The present study has some limitations. The study is underpowered because of the small sample. The recruitment of a larger number of participants during the planned selection period was difficult in this study because of certain factors such as the characteristics of the population, the rigorous exclusion criteria and the lack of willingness of 23 patients to participate. We did not include patients with conditions that could affect the impact evaluation of the intervention. Another potential criticism is that TBARS have been claimed to be a nonspecific marker of lipid peroxidation [26]. However, it has been shown that under conditions of induced oxidative stress, which is presumably a characteristic of patients with OSA, there is a good correlation between TBARS and the levels of isoprostane, which is a more specific marker of lipid peroxidation [27]. Another concern is about the use of a subjective assessment of diet adherence and physical activity because questionnaires have shown low reliability.

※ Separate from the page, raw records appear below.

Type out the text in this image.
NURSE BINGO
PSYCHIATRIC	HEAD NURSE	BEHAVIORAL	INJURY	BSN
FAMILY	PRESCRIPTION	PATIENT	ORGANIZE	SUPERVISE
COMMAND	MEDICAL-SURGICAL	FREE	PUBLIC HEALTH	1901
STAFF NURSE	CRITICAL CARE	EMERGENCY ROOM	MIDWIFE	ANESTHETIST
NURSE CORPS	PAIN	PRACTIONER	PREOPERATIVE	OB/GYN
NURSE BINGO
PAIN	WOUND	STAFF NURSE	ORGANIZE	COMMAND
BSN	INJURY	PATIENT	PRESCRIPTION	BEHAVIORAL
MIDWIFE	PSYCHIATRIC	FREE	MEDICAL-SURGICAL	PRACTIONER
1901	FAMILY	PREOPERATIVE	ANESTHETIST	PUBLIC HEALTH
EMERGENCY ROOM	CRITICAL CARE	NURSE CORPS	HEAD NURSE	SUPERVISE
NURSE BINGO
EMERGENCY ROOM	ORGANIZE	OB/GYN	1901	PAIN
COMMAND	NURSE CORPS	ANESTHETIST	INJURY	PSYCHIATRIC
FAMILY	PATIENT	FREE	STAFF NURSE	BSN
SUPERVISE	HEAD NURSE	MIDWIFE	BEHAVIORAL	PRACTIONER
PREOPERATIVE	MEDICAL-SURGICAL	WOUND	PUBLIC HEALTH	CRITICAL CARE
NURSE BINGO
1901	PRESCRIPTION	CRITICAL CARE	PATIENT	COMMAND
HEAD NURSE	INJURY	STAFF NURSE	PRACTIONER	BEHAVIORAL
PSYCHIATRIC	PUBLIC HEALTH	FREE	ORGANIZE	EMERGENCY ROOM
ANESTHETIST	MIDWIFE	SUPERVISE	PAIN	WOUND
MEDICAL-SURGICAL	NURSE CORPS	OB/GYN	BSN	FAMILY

However, the semi-quantitative food frequency questionnaire used here has been used in the evaluation of interventions promoting healthy dietary patterns like the Mediterranean diet [28]. Moreover, even the subjective measurement of physical activity has several limitations; the long form of the IPAQ instrument has been validated against accelerometer and recommended in intervention studies [16]. Finally, the selection of all individuals with certain clinical characteristics and the exclusion of comorbidities decrease the external validity of our results. Then, the clinical application of the data should be considered with great caution as they may be valid only for patients with similar characteristics with the studied population.

In conclusion, in this randomised weight loss trial, the Mediterranean diet showed no difference in reducing the TBARS compared to a low-calorie diet based on the data presented. However, further studies with larger samples needed to confirm these observations.